For the first time since 1974, Vanderburgh County voters living inside and outside the city will have a vote on whether to consolidate city and county governments.

This past Monday, the City Council voted 8-1 in favor of allowing citizens to have a referendum on the merger question. Two weeks earlier, the County Commissioners voted 2-1 in favor of the same resolution. Those two affirmative actions on the same consolidation measure combined to meet the conditions of state law for a merger referendum. As a result, the consolidation question will be on the ballot in November 2012.

If approved, it would create a single, countywide government. The executive branch would be headed by a mayor and the county commissioners would be eliminated. The nine-member City Council and the seven-member County Council would be replaced by a 15-member common council. Some other city and county departments would be combined or eliminated, but the county sheriff's office and the city police department would not be combined. Rather, the referendum provides that the question could be taken up in 10 years, if consolidation is approved next year.

We would expect that between now and next fall that both supporters and opponents of the consolidation proposal will mount public education campaigns. The last time Vanderburgh County voters considered such a referendum nearly 37 years ago, the proposal to consolidate was defeated soundly, by a 3-1 margin.

There are lessons to be gleaned from that heated campaign, lessons that might serve both opponents and supporters of consolidation in conducting their campaigns.

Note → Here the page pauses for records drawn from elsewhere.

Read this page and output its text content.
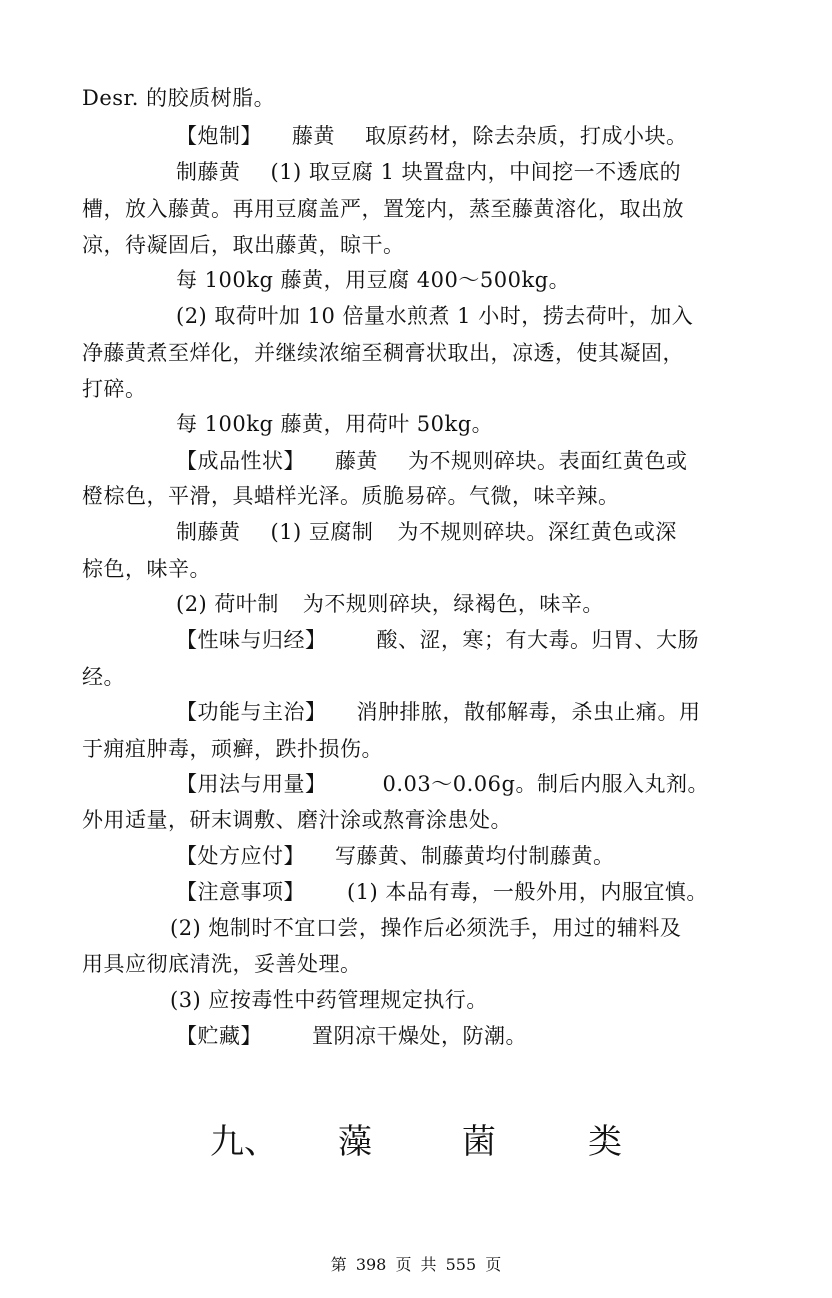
Desr. 的胶质树脂。
【炮制】 藤黄 取原药材，除去杂质，打成小块。
制藤黄 (1) 取豆腐 1 块置盘内，中间挖一不透底的
槽，放入藤黄。再用豆腐盖严，置笼内，蒸至藤黄溶化，取出放
凉，待凝固后，取出藤黄，晾干。
每 100kg 藤黄，用豆腐 400～500kg。
(2) 取荷叶加 10 倍量水煎煮 1 小时，捞去荷叶，加入
净藤黄煮至烊化，并继续浓缩至稠膏状取出，凉透，使其凝固，
打碎。
每 100kg 藤黄，用荷叶 50kg。
【成品性状】 藤黄 为不规则碎块。表面红黄色或
橙棕色，平滑，具蜡样光泽。质脆易碎。气微，味辛辣。
制藤黄 (1) 豆腐制 为不规则碎块。深红黄色或深
棕色，味辛。
(2) 荷叶制 为不规则碎块，绿褐色，味辛。
【性味与归经】 酸、涩，寒；有大毒。归胃、大肠
经。
【功能与主治】 消肿排脓，散郁解毒，杀虫止痛。用
于痈疽肿毒，顽癣，跌扑损伤。
【用法与用量】	0.03～0.06g。制后内服入丸剂。
外用适量，研末调敷、磨汁涂或熬膏涂患处。
【处方应付】 写藤黄、制藤黄均付制藤黄。
【注意事项】 (1) 本品有毒，一般外用，内服宜慎。
(2) 炮制时不宜口尝，操作后必须洗手，用过的辅料及
用具应彻底清洗，妥善处理。
(3) 应按毒性中药管理规定执行。
【贮藏】 置阴凉干燥处，防潮。
九、 藻	菌	类
第 398 页 共 555 页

The key lesson would be for neither of the sides to take anything for granted. Supporters of Vandigov were confident going into the 1974 campaign that voters would appreciate the reasonableness of their points in favor of consolidation. But voters, inside and outside the city, were not buying. Instead, supporters of consolidation got out-hustled by a rural-based group of county residents living outside the city.

They convinced not only their rural neighbors, but voters living inside the city that it was not in their best interests to consolidate the city and county.

It didn't help either that the nation was still reeling from the Watergate scandal at that time, and people were greatly distrustful of government..

Of course, much has changed since 1974. The city population has shrunk, just as the county suburbs outside the city limits have grown. The city has been left with fewer property owners to support with their taxes essentially the same amount of city services. Given that both public officials and citizens say they are looking for ways to reduce the size of local government, they should be able to see that we have two, duplicated layers of local government. Consolidation would bring with it the promise of streamlining government, while making the city more user-friendly for local and new business and industry.

This referendum presents a rare opportunity to the citizens of Evansville and Vanderburgh County to modernize their government. For now, our best advice to those citizens is keep an open mind. Pay attention to what the candidates have to say in this year's city election, and once that is over, let the campaigns for and against consolidation begin.